If the “science” fiction on display in Wrinkle seems more fantastical than factual, I’d argue that it works. She’s part of a fine tradition. For instance, in Star Wars, the great turns in the story manifest alongside spiritual events—whether breakdowns or epiphanies. L’Engle is putting her own Christian faith on clear display, and sees no dissonance between the deaths of stars and the sacrifice of martyrs.

And then, by the same token, L’Engle manages to sell the possibility that her mechanics only looks like “magic” because of the narrator’s limited, human perspective. Mrs. Witch knowingly pretends to be… well, a witch, because that’s easier for the children to understand. Meg never sufficiently analyzes the science, and therefore it looks like magic.

Storm Reid as Meg Murry in the DuVernay adaptation of A Wrinkle in Time.

Storm Reid as Meg Murry in the DuVernay adaptation of A Wrinkle in Time.

Speaking of whom, Meg is one of my favorite YA heroines of all time. I may dislike the way that the narrative frequently infantilizes her, and I may disagree with her development in L’Engle’s later books, but as an angry, confused, self-loathing teenage girl… talk about true-to-life. You could say I recognize her from my middle school mirror.

But, anyone can write an angsty teenage girl. What makes the difference is, L’Engle knows and respects that angry and lost young Meg is only the tiniest facet of all that Meg can be: a gifted mathematical genius, a brave adventurer, a loving sister, a Namer with the power to shape creation by her own voice (that’s from Wind). Again, there’s no dissonance between any of these parts.

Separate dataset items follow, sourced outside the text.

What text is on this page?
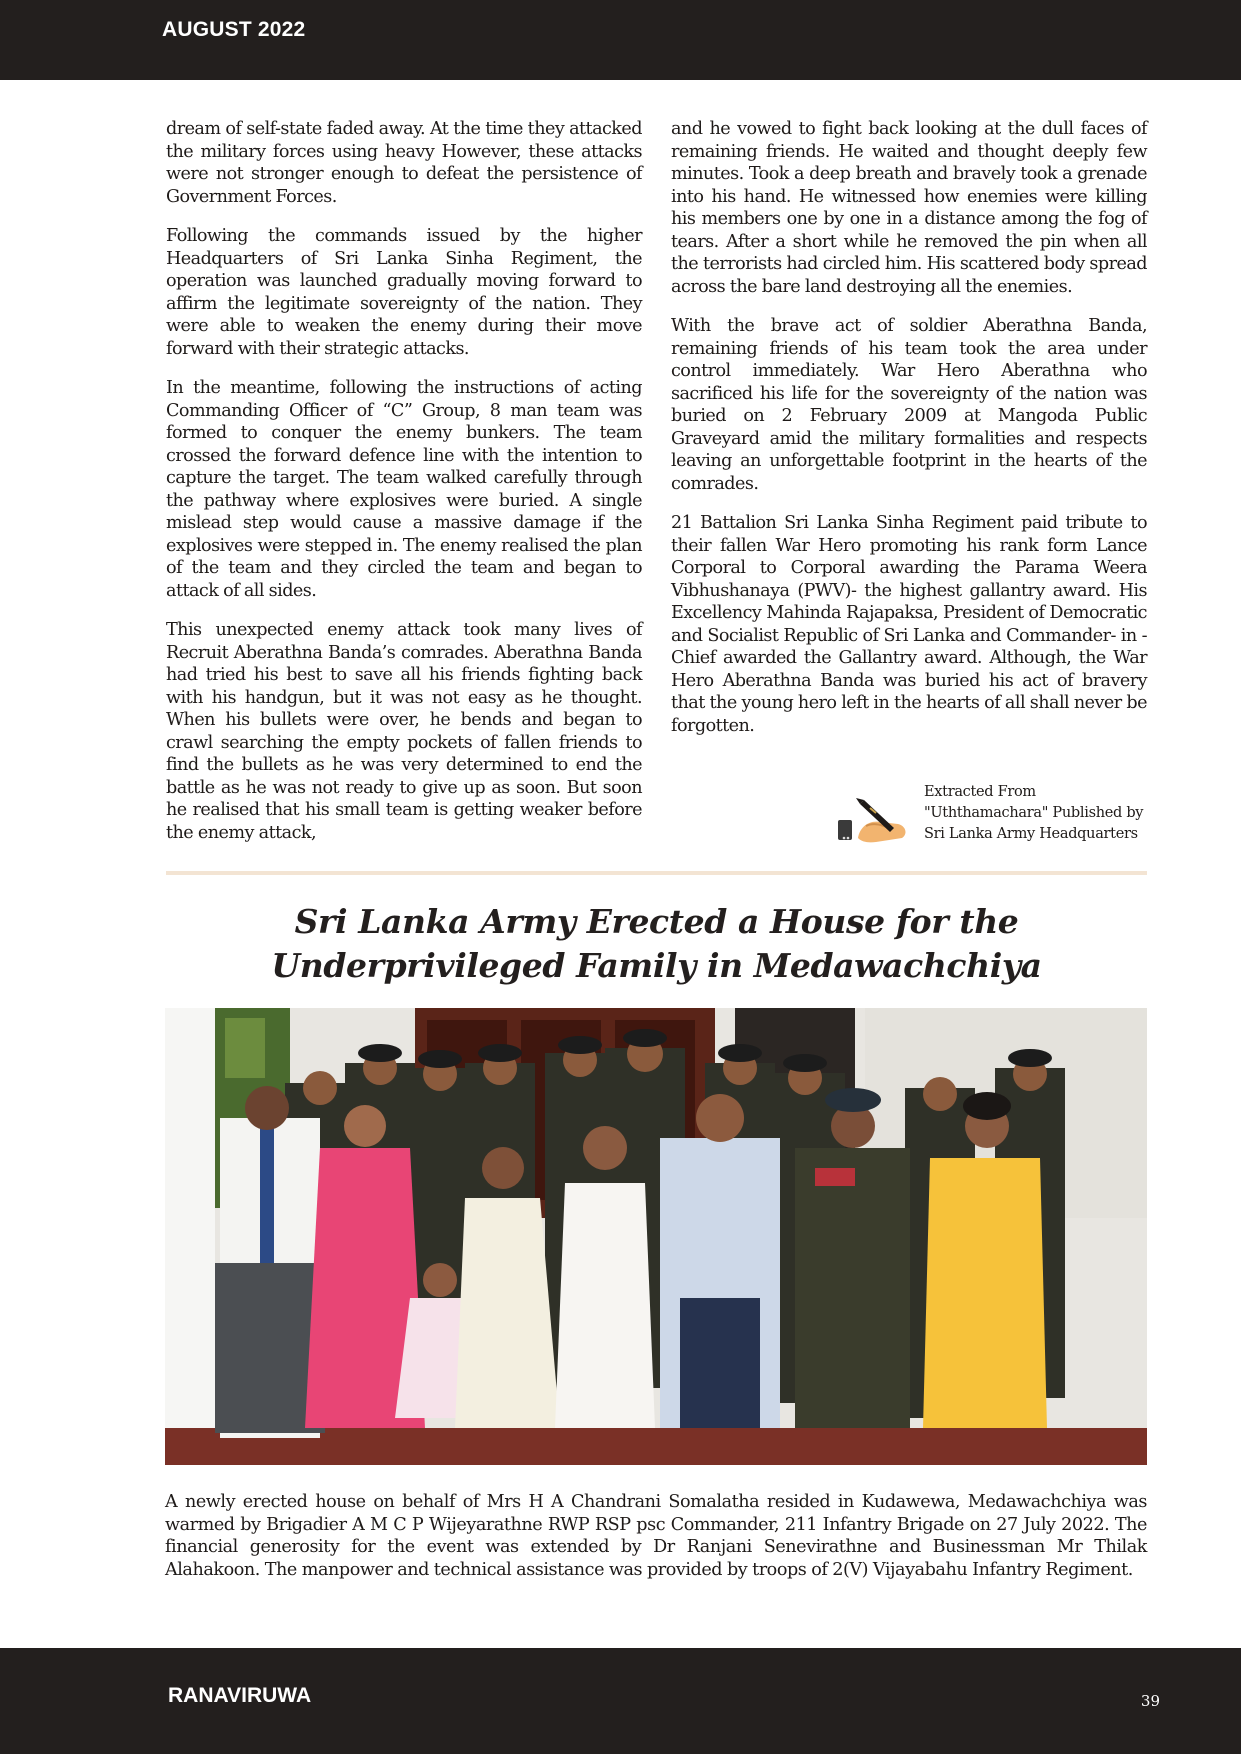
AUGUST 2022

dream of self-state faded away. At the time they attacked the military forces using heavy However, these attacks were not stronger enough to defeat the persistence of Government Forces.

Following the commands issued by the higher Headquarters of Sri Lanka Sinha Regiment, the operation was launched gradually moving forward to affirm the legitimate sovereignty of the nation. They were able to weaken the enemy during their move forward with their strategic attacks.

In the meantime, following the instructions of acting Commanding Officer of “C” Group, 8 man team was formed to conquer the enemy bunkers. The team crossed the forward defence line with the intention to capture the target. The team walked carefully through the pathway where explosives were buried. A single mislead step would cause a massive damage if the explosives were stepped in. The enemy realised the plan of the team and they circled the team and began to attack of all sides.

This unexpected enemy attack took many lives of Recruit Aberathna Banda’s comrades. Aberathna Banda had tried his best to save all his friends fighting back with his handgun, but it was not easy as he thought. When his bullets were over, he bends and began to crawl searching the empty pockets of fallen friends to find the bullets as he was very determined to end the battle as he was not ready to give up as soon. But soon he realised that his small team is getting weaker before the enemy attack,

and he vowed to fight back looking at the dull faces of remaining friends. He waited and thought deeply few minutes. Took a deep breath and bravely took a grenade into his hand. He witnessed how enemies were killing his members one by one in a distance among the fog of tears. After a short while he removed the pin when all the terrorists had circled him. His scattered body spread across the bare land destroying all the enemies.

With the brave act of soldier Aberathna Banda, remaining friends of his team took the area under control immediately. War Hero Aberathna who sacrificed his life for the sovereignty of the nation was buried on 2 February 2009 at Mangoda Public Graveyard amid the military formalities and respects leaving an unforgettable footprint in the hearts of the comrades.

21 Battalion Sri Lanka Sinha Regiment paid tribute to their fallen War Hero promoting his rank form Lance Corporal to Corporal awarding the Parama Weera Vibhushanaya (PWV)- the highest gallantry award. His Excellency Mahinda Rajapaksa, President of Democratic and Socialist Republic of Sri Lanka and Commander- in -Chief awarded the Gallantry award. Although, the War Hero Aberathna Banda was buried his act of bravery that the young hero left in the hearts of all shall never be forgotten.

Extracted From "Uththamachara" Published by Sri Lanka Army Headquarters
Sri Lanka Army Erected a House for the Underprivileged Family in Medawachchiya
A newly erected house on behalf of Mrs H A Chandrani Somalatha resided in Kudawewa, Medawachchiya was warmed by Brigadier A M C P Wijeyarathne RWP RSP psc Commander, 211 Infantry Brigade on 27 July 2022. The financial generosity for the event was extended by Dr Ranjani Senevirathne and Businessman Mr Thilak Alahakoon. The manpower and technical assistance was provided by troops of 2(V) Vijayabahu Infantry Regiment.
RANAVIRUWA	39
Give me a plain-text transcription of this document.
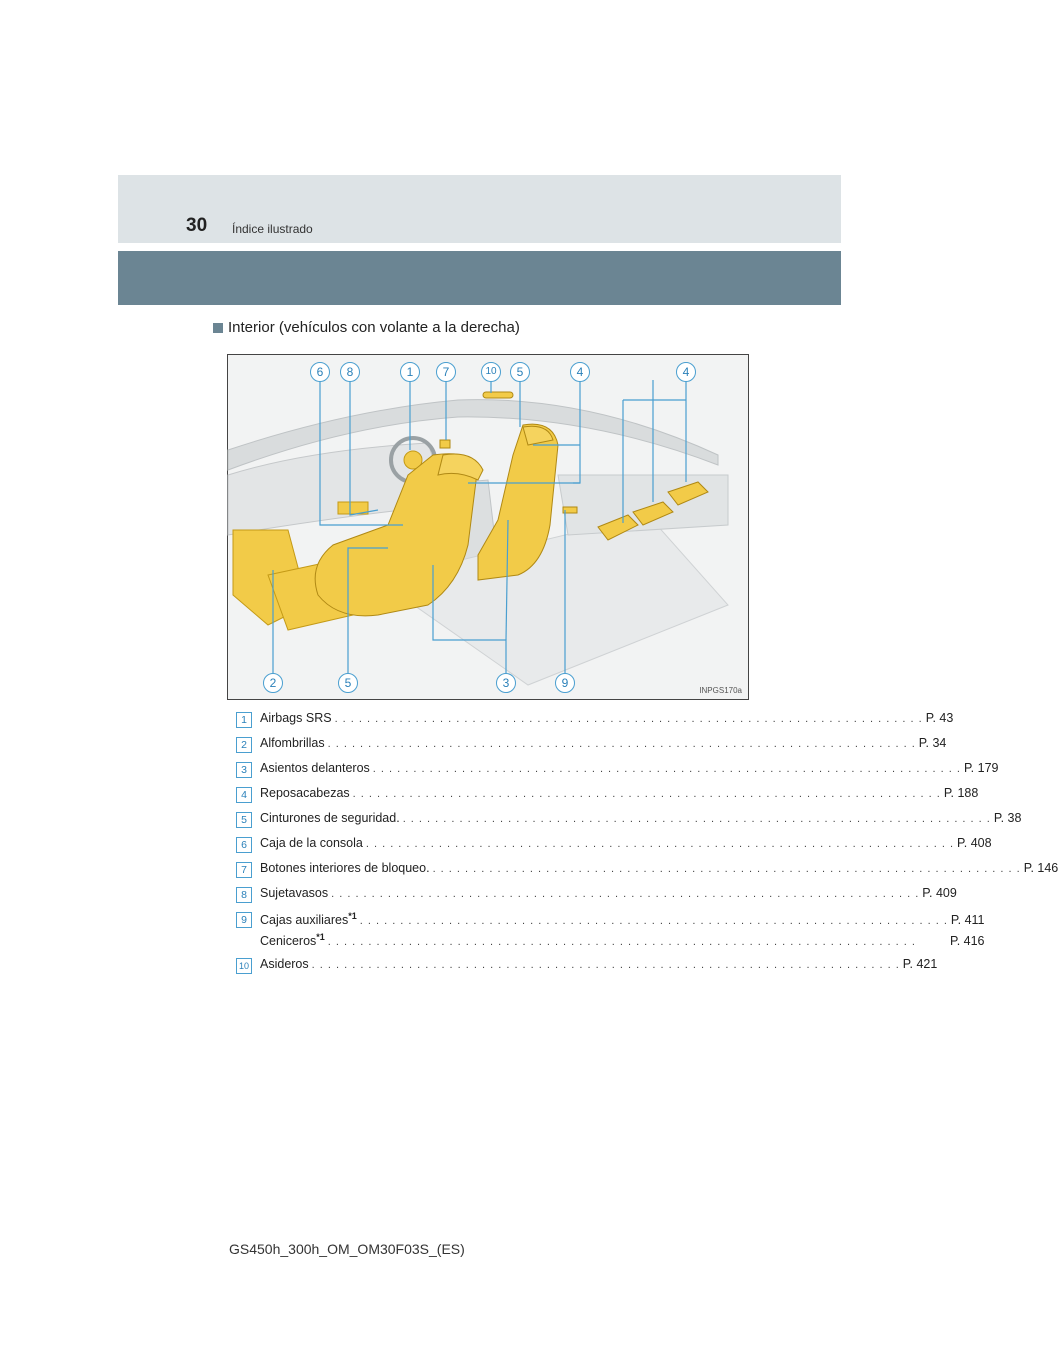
30 Índice ilustrado
Interior (vehículos con volante a la derecha)
INPGS170a
6	8	1	7	10	5	4	4
2	5	3	9
1	Airbags SRS . . . . . . . . . . . . . . . . . . . . . . . . . . . . . . . . . . . . . . . . . . . . . . . . . . . . . . . . . . . . . . . . . . . . . . . . . P. 43
2	Alfombrillas . . . . . . . . . . . . . . . . . . . . . . . . . . . . . . . . . . . . . . . . . . . . . . . . . . . . . . . . . . . . . . . . . . . . . . . . . P. 34
3	Asientos delanteros . . . . . . . . . . . . . . . . . . . . . . . . . . . . . . . . . . . . . . . . . . . . . . . . . . . . . . . . . . . . . . . . . . . . . . . . . P. 179
4	Reposacabezas . . . . . . . . . . . . . . . . . . . . . . . . . . . . . . . . . . . . . . . . . . . . . . . . . . . . . . . . . . . . . . . . . . . . . . . . . P. 188
5	Cinturones de seguridad. . . . . . . . . . . . . . . . . . . . . . . . . . . . . . . . . . . . . . . . . . . . . . . . . . . . . . . . . . . . . . . . . . . . . . . . . . P. 38
6	Caja de la consola . . . . . . . . . . . . . . . . . . . . . . . . . . . . . . . . . . . . . . . . . . . . . . . . . . . . . . . . . . . . . . . . . . . . . . . . . P. 408
7	Botones interiores de bloqueo. . . . . . . . . . . . . . . . . . . . . . . . . . . . . . . . . . . . . . . . . . . . . . . . . . . . . . . . . . . . . . . . . . . . . . . . . . P. 146
8	Sujetavasos . . . . . . . . . . . . . . . . . . . . . . . . . . . . . . . . . . . . . . . . . . . . . . . . . . . . . . . . . . . . . . . . . . . . . . . . . P. 409
9	Cajas auxiliares$^{*1}$ . . . . . . . . . . . . . . . . . . . . . . . . . . . . . . . . . . . . . . . . . . . . . . . . . . . . . . . . . . . . . . . . . . . . . . . . . P. 411
Ceniceros$^{*1}$ . . . . . . . . . . . . . . . . . . . . . . . . . . . . . . . . . . . . . . . . . . . . . . . . . . . . . . . . . . . . . . . . . . . . . . . . .	P. 416
10 Asideros . . . . . . . . . . . . . . . . . . . . . . . . . . . . . . . . . . . . . . . . . . . . . . . . . . . . . . . . . . . . . . . . . . . . . . . . . P. 421
GS450h_300h_OM_OM30F03S_(ES)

Now, I’m not saying that A Wrinkle in Time is perfect, by any means. Well-written as Meg is, she has next to no agency for most of the story – moving through a tesseract is something she endures rather than learns to do for herself. The Power of Love resolution can appear as a cop-out to readers expecting something more confrontational. The action is dreamlike, with a sudden start and end to the adventuring; characters share deep secrets and understanding within minutes of meeting one another. And Charles Wallace gets more irritating as the years go on. I buy Meg’s love for him, but I don’t buy him as a human being, supergenius or no. The 2003 made-for-TV adaptation was awful in almost every way, but I did appreciate their attempts to make Charles Wallace seem more like a normal kid who happens to have a post doctorate reading level.

Perhaps A Wrinkle In Time is dated, by its slang, its science, and its politics (although the latter hasn’t aged all that badly). Maybe it isn’t the vanguard of a deeply planned series, where every installment is predictably exciting. Maybe its “science” is more like gazing up at the Milky Way than taking an astronomy exam. But what Madeleine L’Engle has created is a timeless tour de force across space, a journey which has affected so many, I think, because it arises from her personal faith and convictions, all anchored by Meg. Despite its imperfections, this novel, that elegantly bridges the gap between fantasy and science fiction, has staying power.